One of the most serious problems in taking care of the elderly, disabled or those with a chronic disease is getting them to take their medicine or participate in their care because of feelings of isolation, confusion, sadness or depression.
Those failures cause unnecessary hospital admissions and emergency visits that drive up healthcare costs and lead to poorer outcomes or untimely deaths.
But new technologies and devices that meld telemedicine with artificial intelligence and predictive analytics are giving hope for greater care coordination to thousands and potentially millions of people in the healthcare system.
Dan Pompilio, CEO of SimpleC, an Atlanta-based healthcare technology company that earlier this year signed a joint venture contract with Jems Technology of Orion Township, tells this story about an elderly patient who used SimpleC's "Companion," a smart software program that encourages patients to stick to their medical care plan.
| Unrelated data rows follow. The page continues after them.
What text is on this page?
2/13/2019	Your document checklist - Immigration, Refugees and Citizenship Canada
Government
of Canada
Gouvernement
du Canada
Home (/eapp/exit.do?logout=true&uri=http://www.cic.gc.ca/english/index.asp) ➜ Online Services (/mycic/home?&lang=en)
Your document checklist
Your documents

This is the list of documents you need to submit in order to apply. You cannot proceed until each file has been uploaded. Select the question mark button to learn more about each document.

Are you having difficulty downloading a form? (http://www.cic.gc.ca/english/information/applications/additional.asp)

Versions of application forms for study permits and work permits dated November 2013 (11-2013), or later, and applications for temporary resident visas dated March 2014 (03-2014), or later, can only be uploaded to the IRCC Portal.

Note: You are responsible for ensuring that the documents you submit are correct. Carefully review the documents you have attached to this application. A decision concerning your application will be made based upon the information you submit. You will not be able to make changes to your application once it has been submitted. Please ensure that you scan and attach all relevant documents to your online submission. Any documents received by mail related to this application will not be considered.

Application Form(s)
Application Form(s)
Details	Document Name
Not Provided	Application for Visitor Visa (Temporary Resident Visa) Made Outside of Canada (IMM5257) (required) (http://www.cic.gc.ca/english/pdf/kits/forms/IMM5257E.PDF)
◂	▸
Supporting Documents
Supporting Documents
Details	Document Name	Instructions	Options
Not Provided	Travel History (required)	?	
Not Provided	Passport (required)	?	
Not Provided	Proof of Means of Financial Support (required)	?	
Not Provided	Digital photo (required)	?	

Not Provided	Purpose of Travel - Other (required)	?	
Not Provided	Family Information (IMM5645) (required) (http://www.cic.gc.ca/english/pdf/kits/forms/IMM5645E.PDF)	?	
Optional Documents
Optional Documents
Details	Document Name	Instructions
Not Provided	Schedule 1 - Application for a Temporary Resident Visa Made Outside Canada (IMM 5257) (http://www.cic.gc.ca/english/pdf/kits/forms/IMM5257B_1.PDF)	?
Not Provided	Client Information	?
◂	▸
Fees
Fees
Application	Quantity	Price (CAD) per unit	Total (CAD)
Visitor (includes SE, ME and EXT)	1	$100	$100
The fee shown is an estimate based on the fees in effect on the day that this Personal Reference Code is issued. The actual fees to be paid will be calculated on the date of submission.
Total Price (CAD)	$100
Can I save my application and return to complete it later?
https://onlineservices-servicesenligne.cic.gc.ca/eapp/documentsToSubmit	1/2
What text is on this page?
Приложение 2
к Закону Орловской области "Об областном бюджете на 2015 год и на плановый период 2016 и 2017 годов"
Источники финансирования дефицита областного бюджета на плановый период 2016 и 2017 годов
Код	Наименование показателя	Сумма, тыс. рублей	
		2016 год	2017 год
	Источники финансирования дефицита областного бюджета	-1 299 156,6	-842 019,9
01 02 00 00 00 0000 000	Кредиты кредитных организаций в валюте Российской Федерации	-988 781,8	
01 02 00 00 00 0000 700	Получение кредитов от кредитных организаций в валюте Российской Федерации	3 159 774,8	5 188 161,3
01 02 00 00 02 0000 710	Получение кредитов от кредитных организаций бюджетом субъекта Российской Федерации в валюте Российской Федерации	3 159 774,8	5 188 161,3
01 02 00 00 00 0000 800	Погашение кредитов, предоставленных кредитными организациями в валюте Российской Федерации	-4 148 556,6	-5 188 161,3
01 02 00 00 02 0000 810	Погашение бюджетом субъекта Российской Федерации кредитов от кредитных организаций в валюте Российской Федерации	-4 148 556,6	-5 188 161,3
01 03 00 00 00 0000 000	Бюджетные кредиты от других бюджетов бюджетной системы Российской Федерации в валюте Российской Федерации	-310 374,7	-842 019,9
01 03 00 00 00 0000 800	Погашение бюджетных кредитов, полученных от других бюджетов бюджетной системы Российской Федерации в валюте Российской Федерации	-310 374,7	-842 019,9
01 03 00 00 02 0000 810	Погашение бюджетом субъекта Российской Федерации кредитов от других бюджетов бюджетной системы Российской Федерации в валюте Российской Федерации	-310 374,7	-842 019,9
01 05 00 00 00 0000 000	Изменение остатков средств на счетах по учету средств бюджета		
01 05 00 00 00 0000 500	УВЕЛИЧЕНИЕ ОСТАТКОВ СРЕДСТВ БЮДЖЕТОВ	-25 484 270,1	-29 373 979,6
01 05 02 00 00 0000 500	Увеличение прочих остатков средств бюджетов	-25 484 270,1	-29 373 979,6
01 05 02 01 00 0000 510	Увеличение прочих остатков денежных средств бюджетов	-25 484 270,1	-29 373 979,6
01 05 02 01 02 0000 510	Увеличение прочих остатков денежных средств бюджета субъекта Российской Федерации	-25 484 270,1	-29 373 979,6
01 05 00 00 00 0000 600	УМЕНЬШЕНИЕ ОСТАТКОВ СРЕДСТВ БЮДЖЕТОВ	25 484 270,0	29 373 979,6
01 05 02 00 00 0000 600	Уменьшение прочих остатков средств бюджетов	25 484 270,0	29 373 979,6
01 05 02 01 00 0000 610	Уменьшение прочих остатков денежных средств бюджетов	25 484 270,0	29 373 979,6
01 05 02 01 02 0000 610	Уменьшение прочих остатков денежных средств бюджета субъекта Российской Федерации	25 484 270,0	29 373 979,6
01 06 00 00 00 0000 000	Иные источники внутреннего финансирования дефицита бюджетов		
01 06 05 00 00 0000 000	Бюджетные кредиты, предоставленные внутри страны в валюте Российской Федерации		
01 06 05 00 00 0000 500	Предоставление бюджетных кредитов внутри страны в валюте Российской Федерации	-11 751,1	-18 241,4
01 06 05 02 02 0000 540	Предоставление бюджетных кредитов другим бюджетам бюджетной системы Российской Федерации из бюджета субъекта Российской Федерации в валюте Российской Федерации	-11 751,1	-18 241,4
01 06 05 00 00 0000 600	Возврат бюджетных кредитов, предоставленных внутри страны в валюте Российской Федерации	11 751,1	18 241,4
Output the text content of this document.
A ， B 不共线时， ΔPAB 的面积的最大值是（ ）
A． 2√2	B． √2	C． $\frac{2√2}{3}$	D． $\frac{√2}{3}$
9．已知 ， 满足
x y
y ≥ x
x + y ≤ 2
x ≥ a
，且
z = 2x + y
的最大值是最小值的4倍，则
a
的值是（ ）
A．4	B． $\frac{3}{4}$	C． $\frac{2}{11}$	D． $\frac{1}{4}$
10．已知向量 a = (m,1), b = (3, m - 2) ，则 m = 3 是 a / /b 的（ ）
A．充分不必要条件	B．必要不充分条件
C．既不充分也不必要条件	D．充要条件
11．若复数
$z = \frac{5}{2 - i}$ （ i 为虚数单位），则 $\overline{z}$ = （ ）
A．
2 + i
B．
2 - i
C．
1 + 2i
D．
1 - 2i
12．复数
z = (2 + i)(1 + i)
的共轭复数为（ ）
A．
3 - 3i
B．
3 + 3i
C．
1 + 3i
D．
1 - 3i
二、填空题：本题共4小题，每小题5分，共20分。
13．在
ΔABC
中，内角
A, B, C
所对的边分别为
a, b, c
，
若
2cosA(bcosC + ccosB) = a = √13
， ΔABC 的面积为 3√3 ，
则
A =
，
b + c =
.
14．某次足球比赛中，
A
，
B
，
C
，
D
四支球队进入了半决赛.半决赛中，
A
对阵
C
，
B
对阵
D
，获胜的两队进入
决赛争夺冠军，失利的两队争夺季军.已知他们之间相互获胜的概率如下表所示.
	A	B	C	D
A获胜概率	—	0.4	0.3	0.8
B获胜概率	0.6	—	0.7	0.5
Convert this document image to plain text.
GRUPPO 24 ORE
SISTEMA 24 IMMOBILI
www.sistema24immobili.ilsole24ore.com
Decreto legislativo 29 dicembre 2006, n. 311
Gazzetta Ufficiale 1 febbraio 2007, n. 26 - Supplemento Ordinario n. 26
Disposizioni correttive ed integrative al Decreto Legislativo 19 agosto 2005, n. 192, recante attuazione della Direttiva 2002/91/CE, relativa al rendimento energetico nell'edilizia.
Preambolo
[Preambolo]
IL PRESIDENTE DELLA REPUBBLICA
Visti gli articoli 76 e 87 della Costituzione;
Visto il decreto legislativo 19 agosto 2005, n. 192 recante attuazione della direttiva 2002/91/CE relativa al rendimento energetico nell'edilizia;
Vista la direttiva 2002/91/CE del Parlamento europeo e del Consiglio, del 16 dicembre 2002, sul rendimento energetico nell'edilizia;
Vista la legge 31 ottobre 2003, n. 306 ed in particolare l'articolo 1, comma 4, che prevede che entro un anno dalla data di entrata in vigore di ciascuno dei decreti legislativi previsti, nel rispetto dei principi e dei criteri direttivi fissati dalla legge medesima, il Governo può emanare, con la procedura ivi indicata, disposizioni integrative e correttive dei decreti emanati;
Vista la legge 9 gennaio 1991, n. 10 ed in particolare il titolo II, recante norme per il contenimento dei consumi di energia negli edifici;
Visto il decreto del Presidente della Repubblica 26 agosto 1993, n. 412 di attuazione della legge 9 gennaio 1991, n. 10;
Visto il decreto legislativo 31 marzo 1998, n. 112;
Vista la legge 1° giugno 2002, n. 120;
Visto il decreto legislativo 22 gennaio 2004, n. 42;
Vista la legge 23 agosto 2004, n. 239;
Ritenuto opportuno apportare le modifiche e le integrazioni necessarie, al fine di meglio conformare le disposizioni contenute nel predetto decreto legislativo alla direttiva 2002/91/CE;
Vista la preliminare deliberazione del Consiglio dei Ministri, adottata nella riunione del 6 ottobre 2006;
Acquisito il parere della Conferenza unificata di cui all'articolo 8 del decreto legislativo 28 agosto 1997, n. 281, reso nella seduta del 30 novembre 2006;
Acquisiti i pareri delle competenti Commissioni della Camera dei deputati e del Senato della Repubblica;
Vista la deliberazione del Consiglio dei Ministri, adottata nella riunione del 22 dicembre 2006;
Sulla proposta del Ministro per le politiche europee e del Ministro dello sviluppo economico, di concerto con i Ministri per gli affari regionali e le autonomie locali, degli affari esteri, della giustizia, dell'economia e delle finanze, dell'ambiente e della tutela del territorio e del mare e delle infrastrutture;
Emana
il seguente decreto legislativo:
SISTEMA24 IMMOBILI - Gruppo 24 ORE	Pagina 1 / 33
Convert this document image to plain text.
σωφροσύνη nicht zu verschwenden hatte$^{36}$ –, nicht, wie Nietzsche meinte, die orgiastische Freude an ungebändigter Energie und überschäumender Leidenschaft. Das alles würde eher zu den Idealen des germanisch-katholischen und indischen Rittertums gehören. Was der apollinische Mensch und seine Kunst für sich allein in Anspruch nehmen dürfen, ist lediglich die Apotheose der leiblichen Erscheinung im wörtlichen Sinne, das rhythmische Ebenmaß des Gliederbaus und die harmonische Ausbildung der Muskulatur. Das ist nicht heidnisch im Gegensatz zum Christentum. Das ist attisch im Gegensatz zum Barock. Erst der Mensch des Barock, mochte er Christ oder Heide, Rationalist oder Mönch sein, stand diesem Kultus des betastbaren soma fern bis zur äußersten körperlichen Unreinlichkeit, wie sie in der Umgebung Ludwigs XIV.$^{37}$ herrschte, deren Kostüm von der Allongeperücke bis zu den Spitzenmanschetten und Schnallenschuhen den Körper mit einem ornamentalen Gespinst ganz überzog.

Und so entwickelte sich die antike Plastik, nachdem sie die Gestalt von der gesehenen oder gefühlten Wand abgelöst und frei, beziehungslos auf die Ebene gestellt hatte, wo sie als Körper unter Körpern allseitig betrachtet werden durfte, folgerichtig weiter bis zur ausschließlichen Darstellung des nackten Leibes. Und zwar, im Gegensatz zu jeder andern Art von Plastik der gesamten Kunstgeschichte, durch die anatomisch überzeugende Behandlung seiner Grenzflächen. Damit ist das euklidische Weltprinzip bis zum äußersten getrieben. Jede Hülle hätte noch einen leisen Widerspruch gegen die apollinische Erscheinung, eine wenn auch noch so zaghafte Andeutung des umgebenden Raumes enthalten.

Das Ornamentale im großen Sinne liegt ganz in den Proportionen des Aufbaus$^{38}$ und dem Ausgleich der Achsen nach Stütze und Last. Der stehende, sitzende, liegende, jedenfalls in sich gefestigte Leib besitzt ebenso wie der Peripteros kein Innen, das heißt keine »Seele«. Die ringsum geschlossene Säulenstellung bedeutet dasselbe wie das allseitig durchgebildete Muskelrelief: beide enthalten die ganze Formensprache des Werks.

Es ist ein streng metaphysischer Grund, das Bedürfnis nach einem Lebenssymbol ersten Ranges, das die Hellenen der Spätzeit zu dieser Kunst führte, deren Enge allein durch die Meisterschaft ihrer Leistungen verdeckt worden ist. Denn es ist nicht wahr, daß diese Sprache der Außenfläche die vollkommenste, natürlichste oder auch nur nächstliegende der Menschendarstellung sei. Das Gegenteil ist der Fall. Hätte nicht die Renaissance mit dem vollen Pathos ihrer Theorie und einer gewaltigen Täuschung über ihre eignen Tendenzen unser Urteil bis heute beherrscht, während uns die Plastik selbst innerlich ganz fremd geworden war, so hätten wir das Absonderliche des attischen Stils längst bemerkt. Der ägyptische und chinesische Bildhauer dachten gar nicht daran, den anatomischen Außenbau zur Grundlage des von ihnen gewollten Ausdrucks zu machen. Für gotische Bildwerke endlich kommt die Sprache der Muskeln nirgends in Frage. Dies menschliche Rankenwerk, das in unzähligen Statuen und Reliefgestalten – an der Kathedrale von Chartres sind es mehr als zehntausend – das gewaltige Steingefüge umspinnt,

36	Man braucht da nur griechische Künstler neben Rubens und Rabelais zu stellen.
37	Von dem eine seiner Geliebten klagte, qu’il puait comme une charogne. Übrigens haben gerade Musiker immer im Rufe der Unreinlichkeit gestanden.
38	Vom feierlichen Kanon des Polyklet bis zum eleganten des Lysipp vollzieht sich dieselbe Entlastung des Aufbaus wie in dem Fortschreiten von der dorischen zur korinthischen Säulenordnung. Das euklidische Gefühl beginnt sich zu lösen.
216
John, an aging 6-foot-5-inch former offensive lineman on Michigan State University's football team who suffered from dementia, was living in an assisted living facility in Atlanta. Day after day, John sat alone in a community room, hardly talking. Providers were intimidated by him, and family members were worried. Caregivers know patients in this condition go downhill fast.
Jason Zamer, a SimpleC clinician, met with John once a week in a therapy session. He introduced him to the Companion software and slowly taught him how to use it on a computer. Zamer added pictures from John's past, including his old MSU football team and the fight song "Victory for MSU."
After a few sessions, John began to respond, first using a few words, then speaking in complete sentences.
"Then, one day, Jason walked in," Pompilio said. "He saw Jason, looked in his eyes, stood up, and sang the Michigan State fight song. Everybody in the place knew that it was more than a good day. For us, it was a turning point.
The SimpleC Companion — one of a new generation of artificial intelligence-enhanced software programs — can be installed on handheld devices like smartphones or tablets, desktops or laptop computers, said Kevin Lasser, CEO of Jems, who does business development, sales and marketing for SimpleC. Jems also manufactures telehealth devices securely transmits video images and data on patients from ambulances, emergency rooms, skilled nursing facilities and prisons.
A growing number of companies in Southeast Michigan and Canada are either signing agreements to purchase Companion or entering into pilot projects to test the technology. The licensing cost is $119 per patient with volume discounting, Lasser said. Companion is sold in 15 states with more than 2,000 users.